Le Congrès national africain (ANC) fête ses 100 ans le 8 janvier. De nombreux chefs d’État ont été conviés pour célébrer l'événement à l’heure où, paradoxalement, le plus vieux mouvement de libération africain traverse une passe difficile.
L’usure du pouvoir pourrait-elle avoir raison de la domination sans partage qu’exerce l’ANC sur l’Afrique du Sud depuis près de 18 ans ? À l’heure où la formation politique célèbre son centenaire dimanche 8 janvier, la population sud-africaine semble se détourner peu à peu du parti qui a incarné la lutte contre l’apartheid et porté en son sein certains des plus grands héros de la nation.
Bien que crédité de plus de 65 % des voix lors des dernières élections législatives, en 2009, l’ANC paraît être aujourd’hui dans une situation plus incertaine que jamais. Malmené par des dissensions internes, secoué par des accusations de corruption et critiqué par la population pour son manque de combativité dans sa lutte contre les inégalités sociales, son centenaire pourrait bien ne pas être la grande fête populaire que ses cadres avaient espérée.
"La mythologie nationaliste de l’ANC reste ancrée dans la société sud-africaine"

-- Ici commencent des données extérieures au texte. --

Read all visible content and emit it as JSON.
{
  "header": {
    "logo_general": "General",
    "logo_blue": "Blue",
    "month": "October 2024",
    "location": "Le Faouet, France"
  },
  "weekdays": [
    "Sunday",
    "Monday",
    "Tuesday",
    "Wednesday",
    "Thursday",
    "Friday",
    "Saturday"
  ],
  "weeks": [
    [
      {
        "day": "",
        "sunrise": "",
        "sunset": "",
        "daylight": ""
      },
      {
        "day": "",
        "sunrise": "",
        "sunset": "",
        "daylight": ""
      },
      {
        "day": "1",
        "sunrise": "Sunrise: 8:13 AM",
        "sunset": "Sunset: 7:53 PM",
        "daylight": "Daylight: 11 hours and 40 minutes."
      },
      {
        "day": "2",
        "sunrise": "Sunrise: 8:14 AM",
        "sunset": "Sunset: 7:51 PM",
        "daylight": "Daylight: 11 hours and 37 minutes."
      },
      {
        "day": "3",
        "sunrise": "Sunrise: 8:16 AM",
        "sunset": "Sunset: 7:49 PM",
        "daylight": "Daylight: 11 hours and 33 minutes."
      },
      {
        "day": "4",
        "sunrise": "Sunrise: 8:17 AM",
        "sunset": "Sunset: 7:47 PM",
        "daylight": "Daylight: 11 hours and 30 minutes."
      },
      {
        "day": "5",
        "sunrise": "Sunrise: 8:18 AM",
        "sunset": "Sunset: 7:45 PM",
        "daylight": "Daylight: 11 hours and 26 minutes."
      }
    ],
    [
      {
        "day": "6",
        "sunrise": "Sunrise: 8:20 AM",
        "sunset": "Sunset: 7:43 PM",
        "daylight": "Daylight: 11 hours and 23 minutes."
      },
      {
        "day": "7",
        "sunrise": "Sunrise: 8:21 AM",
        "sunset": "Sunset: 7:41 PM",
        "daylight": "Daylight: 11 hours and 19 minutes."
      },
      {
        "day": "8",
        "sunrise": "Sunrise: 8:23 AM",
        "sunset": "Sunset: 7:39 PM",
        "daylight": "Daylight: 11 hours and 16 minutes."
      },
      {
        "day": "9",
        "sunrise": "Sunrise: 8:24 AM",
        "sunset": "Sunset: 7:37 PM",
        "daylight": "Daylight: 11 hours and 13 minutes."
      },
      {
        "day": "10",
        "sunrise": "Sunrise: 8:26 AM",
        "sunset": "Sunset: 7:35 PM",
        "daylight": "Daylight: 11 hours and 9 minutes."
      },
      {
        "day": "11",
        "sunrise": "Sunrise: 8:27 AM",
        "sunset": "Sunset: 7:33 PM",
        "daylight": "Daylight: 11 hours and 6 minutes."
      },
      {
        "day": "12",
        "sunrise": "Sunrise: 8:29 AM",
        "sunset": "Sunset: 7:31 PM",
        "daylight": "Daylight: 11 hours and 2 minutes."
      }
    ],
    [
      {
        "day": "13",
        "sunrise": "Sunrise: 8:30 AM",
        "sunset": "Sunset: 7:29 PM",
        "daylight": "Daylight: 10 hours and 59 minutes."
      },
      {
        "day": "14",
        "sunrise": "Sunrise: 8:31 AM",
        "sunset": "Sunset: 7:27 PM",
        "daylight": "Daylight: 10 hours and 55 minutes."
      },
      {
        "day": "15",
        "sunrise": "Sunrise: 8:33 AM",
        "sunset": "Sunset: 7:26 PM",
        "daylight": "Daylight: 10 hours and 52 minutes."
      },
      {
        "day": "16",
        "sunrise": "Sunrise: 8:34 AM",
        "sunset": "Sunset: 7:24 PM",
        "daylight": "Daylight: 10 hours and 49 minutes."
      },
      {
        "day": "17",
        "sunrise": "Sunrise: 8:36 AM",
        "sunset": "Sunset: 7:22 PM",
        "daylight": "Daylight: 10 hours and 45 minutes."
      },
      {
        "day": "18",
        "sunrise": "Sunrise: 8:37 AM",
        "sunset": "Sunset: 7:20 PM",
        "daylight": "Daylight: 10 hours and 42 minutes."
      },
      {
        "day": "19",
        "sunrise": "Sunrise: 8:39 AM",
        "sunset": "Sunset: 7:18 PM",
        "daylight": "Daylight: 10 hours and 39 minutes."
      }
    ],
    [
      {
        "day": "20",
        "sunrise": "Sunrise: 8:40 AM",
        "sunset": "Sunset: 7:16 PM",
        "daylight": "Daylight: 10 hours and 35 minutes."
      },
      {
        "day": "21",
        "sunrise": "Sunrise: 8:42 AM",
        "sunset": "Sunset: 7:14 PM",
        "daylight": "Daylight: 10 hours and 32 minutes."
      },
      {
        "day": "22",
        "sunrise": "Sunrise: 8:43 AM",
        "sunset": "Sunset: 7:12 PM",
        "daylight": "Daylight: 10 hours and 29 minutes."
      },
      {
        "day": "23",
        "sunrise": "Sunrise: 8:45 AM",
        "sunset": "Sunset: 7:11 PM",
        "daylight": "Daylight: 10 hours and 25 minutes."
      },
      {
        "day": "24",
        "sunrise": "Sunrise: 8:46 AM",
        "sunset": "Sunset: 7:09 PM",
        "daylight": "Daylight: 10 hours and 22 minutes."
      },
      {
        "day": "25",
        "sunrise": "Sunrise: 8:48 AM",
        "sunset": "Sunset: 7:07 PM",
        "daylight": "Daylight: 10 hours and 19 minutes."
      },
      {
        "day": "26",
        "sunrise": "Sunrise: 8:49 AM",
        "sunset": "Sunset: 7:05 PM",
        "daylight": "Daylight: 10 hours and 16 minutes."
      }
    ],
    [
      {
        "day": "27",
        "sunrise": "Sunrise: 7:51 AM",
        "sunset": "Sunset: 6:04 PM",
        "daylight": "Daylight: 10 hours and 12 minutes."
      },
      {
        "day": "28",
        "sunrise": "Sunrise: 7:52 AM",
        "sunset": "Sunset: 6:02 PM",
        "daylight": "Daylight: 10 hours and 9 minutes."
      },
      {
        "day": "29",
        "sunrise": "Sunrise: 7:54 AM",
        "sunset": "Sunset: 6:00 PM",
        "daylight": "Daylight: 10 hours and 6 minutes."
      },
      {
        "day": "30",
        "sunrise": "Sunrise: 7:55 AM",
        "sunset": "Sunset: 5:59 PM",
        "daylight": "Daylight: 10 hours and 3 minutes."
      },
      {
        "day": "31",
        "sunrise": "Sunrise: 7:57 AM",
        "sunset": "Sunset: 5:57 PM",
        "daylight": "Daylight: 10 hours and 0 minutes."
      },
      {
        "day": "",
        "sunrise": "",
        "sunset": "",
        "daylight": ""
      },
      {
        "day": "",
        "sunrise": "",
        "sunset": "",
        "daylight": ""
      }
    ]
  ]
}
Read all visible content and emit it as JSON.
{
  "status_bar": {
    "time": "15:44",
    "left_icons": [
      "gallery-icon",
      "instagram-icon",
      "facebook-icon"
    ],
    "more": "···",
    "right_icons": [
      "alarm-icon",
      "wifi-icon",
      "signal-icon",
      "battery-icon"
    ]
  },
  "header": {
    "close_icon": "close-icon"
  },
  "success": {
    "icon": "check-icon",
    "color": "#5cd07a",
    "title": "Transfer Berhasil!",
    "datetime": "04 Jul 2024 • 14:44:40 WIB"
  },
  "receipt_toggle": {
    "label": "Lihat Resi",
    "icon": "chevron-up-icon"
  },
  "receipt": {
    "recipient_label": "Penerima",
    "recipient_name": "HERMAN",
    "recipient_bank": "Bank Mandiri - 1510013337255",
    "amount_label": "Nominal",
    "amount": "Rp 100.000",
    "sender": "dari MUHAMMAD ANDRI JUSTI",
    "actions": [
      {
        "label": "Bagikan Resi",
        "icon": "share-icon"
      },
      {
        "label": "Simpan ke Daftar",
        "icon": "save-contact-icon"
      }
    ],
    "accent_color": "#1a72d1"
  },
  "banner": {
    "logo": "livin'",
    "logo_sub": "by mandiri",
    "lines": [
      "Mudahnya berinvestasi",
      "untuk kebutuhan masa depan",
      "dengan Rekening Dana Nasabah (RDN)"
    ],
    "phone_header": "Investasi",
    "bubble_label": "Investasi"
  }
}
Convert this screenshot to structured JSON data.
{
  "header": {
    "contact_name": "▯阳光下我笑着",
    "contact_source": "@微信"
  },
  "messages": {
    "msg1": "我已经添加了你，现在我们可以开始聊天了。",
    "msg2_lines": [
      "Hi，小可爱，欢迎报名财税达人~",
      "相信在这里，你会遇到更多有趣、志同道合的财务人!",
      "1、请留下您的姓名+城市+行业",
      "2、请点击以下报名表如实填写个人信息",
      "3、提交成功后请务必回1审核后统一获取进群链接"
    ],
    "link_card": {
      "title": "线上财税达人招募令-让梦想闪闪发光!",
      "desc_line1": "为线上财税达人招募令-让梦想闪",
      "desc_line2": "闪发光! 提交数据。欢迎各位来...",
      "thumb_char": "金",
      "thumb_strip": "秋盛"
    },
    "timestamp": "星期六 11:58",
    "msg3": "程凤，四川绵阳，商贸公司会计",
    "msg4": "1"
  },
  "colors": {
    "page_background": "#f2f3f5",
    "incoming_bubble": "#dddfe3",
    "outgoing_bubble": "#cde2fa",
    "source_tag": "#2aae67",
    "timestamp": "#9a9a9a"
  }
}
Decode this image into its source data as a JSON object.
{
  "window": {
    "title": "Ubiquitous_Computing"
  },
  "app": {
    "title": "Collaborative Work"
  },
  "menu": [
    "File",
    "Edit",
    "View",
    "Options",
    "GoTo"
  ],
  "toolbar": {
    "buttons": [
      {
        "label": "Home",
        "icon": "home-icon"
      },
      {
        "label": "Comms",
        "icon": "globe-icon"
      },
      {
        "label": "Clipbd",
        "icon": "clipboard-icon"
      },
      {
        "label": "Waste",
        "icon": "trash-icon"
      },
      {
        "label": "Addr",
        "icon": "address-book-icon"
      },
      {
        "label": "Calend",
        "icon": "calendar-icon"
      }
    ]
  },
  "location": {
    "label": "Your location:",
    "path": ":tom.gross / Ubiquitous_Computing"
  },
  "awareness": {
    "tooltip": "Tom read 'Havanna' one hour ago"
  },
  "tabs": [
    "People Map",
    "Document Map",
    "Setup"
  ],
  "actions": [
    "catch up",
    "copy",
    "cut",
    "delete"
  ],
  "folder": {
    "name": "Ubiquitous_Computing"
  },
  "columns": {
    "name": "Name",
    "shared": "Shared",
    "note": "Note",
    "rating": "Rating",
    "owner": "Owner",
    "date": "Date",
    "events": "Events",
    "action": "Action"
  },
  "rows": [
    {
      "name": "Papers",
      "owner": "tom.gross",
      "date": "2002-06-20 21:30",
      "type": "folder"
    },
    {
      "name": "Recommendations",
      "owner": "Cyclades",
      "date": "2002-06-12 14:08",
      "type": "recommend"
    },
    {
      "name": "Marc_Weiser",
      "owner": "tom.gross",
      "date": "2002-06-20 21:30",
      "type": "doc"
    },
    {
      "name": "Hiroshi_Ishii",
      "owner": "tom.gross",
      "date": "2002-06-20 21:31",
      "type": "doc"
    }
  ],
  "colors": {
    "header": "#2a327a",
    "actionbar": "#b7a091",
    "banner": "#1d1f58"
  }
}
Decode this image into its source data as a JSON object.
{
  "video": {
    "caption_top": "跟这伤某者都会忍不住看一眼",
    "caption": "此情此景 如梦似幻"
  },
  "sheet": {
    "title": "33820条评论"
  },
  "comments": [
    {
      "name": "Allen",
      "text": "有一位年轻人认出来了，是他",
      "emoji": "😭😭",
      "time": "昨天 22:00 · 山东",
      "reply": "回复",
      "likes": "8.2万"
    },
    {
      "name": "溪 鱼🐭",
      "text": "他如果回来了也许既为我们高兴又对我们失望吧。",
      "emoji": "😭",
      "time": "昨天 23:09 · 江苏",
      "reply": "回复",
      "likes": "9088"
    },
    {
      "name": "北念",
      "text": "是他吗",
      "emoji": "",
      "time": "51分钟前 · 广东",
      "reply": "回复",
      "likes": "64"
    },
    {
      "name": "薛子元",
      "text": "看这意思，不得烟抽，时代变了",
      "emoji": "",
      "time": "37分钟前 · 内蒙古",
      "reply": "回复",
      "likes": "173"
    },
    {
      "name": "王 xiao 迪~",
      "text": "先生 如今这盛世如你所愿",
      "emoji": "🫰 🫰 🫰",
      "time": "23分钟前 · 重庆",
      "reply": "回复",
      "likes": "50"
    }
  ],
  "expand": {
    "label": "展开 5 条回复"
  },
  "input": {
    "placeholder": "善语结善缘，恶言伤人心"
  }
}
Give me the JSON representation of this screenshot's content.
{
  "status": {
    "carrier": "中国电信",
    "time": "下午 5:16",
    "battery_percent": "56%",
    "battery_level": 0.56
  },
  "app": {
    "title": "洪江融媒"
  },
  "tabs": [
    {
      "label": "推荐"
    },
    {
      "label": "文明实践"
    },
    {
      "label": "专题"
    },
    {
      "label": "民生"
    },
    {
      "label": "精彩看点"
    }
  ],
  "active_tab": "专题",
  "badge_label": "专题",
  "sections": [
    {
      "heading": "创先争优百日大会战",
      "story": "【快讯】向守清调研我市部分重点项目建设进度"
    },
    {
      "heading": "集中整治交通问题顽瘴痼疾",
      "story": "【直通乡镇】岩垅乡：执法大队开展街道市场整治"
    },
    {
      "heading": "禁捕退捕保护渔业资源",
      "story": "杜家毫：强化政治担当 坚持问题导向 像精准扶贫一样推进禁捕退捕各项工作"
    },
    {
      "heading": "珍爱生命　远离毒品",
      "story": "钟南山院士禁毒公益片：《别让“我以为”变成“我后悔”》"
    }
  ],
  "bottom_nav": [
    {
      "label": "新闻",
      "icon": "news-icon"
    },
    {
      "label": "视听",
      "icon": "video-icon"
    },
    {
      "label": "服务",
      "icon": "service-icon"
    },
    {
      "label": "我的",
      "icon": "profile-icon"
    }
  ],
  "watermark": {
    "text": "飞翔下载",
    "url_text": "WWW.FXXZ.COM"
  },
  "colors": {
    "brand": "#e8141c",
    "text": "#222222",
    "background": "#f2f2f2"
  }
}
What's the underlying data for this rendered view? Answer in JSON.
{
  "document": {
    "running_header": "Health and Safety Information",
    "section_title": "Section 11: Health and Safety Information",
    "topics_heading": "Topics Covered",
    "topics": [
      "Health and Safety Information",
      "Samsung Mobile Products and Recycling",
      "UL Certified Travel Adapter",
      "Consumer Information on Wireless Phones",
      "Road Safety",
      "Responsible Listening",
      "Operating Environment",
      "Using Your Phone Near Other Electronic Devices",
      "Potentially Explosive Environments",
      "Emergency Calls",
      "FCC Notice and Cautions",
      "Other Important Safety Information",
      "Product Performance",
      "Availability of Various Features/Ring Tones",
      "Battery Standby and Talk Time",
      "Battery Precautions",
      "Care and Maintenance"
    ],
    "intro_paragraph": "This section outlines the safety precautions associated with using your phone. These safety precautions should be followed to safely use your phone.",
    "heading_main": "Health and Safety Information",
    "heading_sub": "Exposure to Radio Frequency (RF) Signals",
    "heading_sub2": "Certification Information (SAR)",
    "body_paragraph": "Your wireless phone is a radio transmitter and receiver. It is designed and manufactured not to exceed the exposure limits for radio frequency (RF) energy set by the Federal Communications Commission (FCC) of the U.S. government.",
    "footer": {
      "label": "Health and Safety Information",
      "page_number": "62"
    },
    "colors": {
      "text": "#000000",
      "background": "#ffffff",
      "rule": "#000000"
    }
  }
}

"À dire vrai, la cohésion de l’ANC est mise à l’épreuve depuis son arrivée au pouvoir en 1994", rappelle Mamadou Diouf, historien et enseignant à l’université Columbia de New York. Celui-ci considère toutefois les problèmes rencontrés par le parti comme un signe encourageant pour l’avenir du pays. "Il est sain que le parti au pouvoir soit attaqué, qu’il connaisse des luttes internes et qu’il doive faire face à la diversification du paysage politique. Ce processus, couplé à l’émergence d’autres courants en son sein, s’inscrit dans l’évolution naturelle de toute société démocratique et l’enrichit", analyse-t-il.
Surtout, Mamadou Diouf estime que la diversification de la vie politique ne met pas en danger la société sud-africaine, "où, contrairement à d’autres pays du continent, la presse est libre et la société civile bien avancée".
Bien que l’hégémonie de l’ANC soit désormais contestée, Mamadou Diouf reste convaincu que le parti va continuer à dominer la vie politique au cours des prochaines années. "Je ne vois pas l’ANC perdre le pouvoir dans un futur proche, sauf crise majeure, car toute la mythologie nationaliste du parti reste ancrée dans la société sud-africaine."
Une économie vaillante mais une société très inégalitaire
Plus de 20 ans après l’abolition de l’apartheid, l’Afrique du Sud compte aujourd’hui parmi les pays émergents qui tentent de rivaliser avec les puissances occidentales. Aux côtés de la Chine, de la Russie, du Brésil et de l’Inde (pays regroupés sous l’acronyme "BRICS" , pour "Brasil, Russia, India, China, South Africa"), le pays entend jouer de ce nouveau statut pour s’octroyer un rôle géopolitique plus important.
Sur le plan économique, sa croissance soutenue, la plus importante du continent, a favorisé l’émergence d’une classe bourgeoise au sein de la population noire. Mais même la réussite de la Coupe du Monde de football, organisée dans le pays en 2010 et saluée par le monde entier, ne parvient pas à faire oublier les fortes disparités qui continuent de ronger sa société. "Le principal défi pour l’ANC, c’est de s’attaquer aux inégalités économiques et sociales, qui sont les causes d’une extraordinaire violence urbaine et de problèmes considérables dans les domaines de l’éducation et de la santé", explique Mamadou Diouf.
C’est dans ce contexte incertain que vont se tenir les célébrations du centenaire de l’ANC. Des dizaines de chefs d’État sont attendus dans la ville de Bloemfontein (centre), où le parti a été fondé le 8 janvier 1912. Devant des dizaines de milliers de sympathisants, l’actuel président Jacob Zuma doit rendre un vibrant hommage aux grandes figures de la lutte contre l’apartheid et célébrer l’unité du pays : parmi les invités figurent notamment Thabo Mbeki, son prédécesseur qu’il a écarté en 2008, et Desmond Tutu, prix Nobel de la paix, qui critique régulièrement l’ANC. Seul Nelson Mandela pourrait manquer à l’appel. Très affaibli, l’ancien président, lui aussi prix Nobel de la Paix, pourrait ne pas assister aux célébrations du centenaire de l'ANC. Parti qu'il dirigeait lorsqu'il renversât le dernier régime raciste au monde.